Two more weeks until I turn 32. Quite some time ago at a Bible Study, we read a story about how Jesus and his disciples went away to rest, but people found him and needed him. Rather than turn them away and tell them that they needed to refill their own cup or take a moment to rest, he worked harder. He taught them many things and he instructed his disciples to feed them.
In my mind, this was validation for me overdoing it. I joked with my friends at Bible study something to the tune of: See, Jesus never took a break. He went to the boat in an attempt to rest, but when push came to shove, he acted with compassion for those eager to hear His word. I'm just trying to do more, be more, love more, care more.
And a friend pointed out: Well, you only have a couple more years if you're going to continue to emulate His life.
I knew what she meant. Jesus was a young man when He died. Many believe Him to be around 33.(I'm sure some would like to argue His exact age, but that's really not the point of this post). You know, right around my age!
We all laughed about how my friend shut me up with ease and all agreed that I should probably slow down a bit;)
But in two more weeks I'll be 32 and the very next day I'm having a major surgery. A surgery that has a big part in how long I'll be around to do and be more. I can't help but to think of our study that day. When will my work here be done?
Two more weeks until surgery, staging, and checking the cells to see if chemo killed all of the active c-word cells. While I'm writing about surgery, I should answer the question most people have asked: how long is my vacation booked at the Cleveland Clinic? Depending on the time of day that they start my surgery, I will be in the hospital one or two days. I plan to stay at my brothers house for a day or two after they release me so that I'm closer in case of an emergency and because I'm not going to be able to do anything for/with my children anyways for a week or so. Once I return home, I plan to hibernate for a while.
So, that's where I'm at in my thought process. Smiles are being shared with my family and friends, love is being squeezed out of my monsters and filling my heart and I'm coping with the anxiety the best way I know how to fight it: prayer and meditation!
Maegan and some fellow Princesses that were crowned at the Ripple Retreat 2013!
Continuing to be His hands and feet for as long as I am granted. I am loved.

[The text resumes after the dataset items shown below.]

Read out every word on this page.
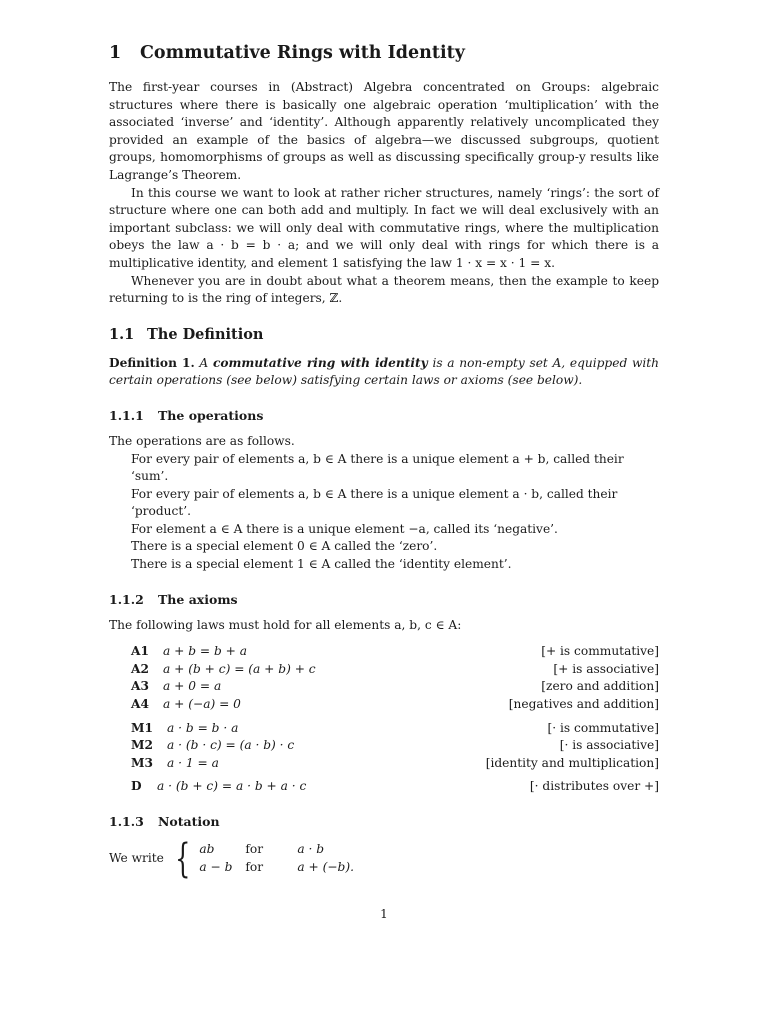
1 Commutative Rings with Identity

The first-year courses in (Abstract) Algebra concentrated on Groups: algebraic structures where there is basically one algebraic operation ‘multiplication’ with the associated ‘inverse’ and ‘identity’. Although apparently relatively uncomplicated they provided an example of the basics of algebra—we discussed subgroups, quotient groups, homomorphisms of groups as well as discussing specifically group-y results like Lagrange’s Theorem.

In this course we want to look at rather richer structures, namely ‘rings’: the sort of structure where one can both add and multiply. In fact we will deal exclusively with an important subclass: we will only deal with commutative rings, where the multiplication obeys the law a · b = b · a; and we will only deal with rings for which there is a multiplicative identity, and element 1 satisfying the law 1 · x = x · 1 = x.

Whenever you are in doubt about what a theorem means, then the example to keep returning to is the ring of integers, ℤ.

1.1 The Definition

Definition 1. A commutative ring with identity is a non-empty set A, equipped with certain operations (see below) satisfying certain laws or axioms (see below).

1.1.1 The operations
The operations are as follows.
For every pair of elements a, b ∈ A there is a unique element a + b, called their ‘sum’.
For every pair of elements a, b ∈ A there is a unique element a · b, called their ‘product’.
For element a ∈ A there is a unique element −a, called its ‘negative’.
There is a special element 0 ∈ A called the ‘zero’.
There is a special element 1 ∈ A called the ‘identity element’.
1.1.2 The axioms
The following laws must hold for all elements a, b, c ∈ A:
A1	a + b = b + a	[+ is commutative]
A2	a + (b + c) = (a + b) + c	[+ is associative]
A3	a + 0 = a	[zero and addition]
A4	a + (−a) = 0	[negatives and addition]
M1	a · b = b · a	[· is commutative]
M2	a · (b · c) = (a · b) · c	[· is associative]
M3	a · 1 = a	[identity and multiplication]
D	a · (b + c) = a · b + a · c	[· distributes over +]
1.1.3 Notation
We write { ab	for	a · b
a − b	for	a + (−b).
1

I am His princess.
Keep praying,
Mark 6:31-44
New International Version (NIV)
31 Then, because so many people were coming and going that they did not even have a chance to eat, he said to them, “Come with me by yourselves to a quiet place and get some rest.”
32 So they went away by themselves in a boat to a solitary place. 33 But many who saw them leaving recognized them and ran on foot from all the towns and got there ahead of them. 34 When Jesus landed and saw a large crowd, he had compassion on them, because they were like sheep without a shepherd. So he began teaching them many things.
35 By this time it was late in the day, so his disciples came to him. “This is a remote place,” they said, “and it’s already very late. 36 Send the people away so that they can go to the surrounding countryside and villages and buy themselves something to eat.”
37 But he answered, “You give them something to eat.”
They said to him, “That would take more than half a year’s wages! Are we to go and spend that much on bread and give it to them to eat?”
38 “How many loaves do you have?” he asked. “Go and see.”
When they found out, they said, “Five—and two fish.”
39 Then Jesus directed them to have all the people sit down in groups on the green grass. 40 So they sat down in groups of hundreds and fifties. 41 Taking the five loaves and the two fish and looking up to heaven, he gave thanks and broke the loaves. Then he gave them to his disciples to distribute to the people. He also divided the two fish among them all. 42 They all ate and were satisfied, 43 and the disciples picked up twelve basketfuls of broken pieces of bread and fish. 44 The number of the men who had eaten was five thousand.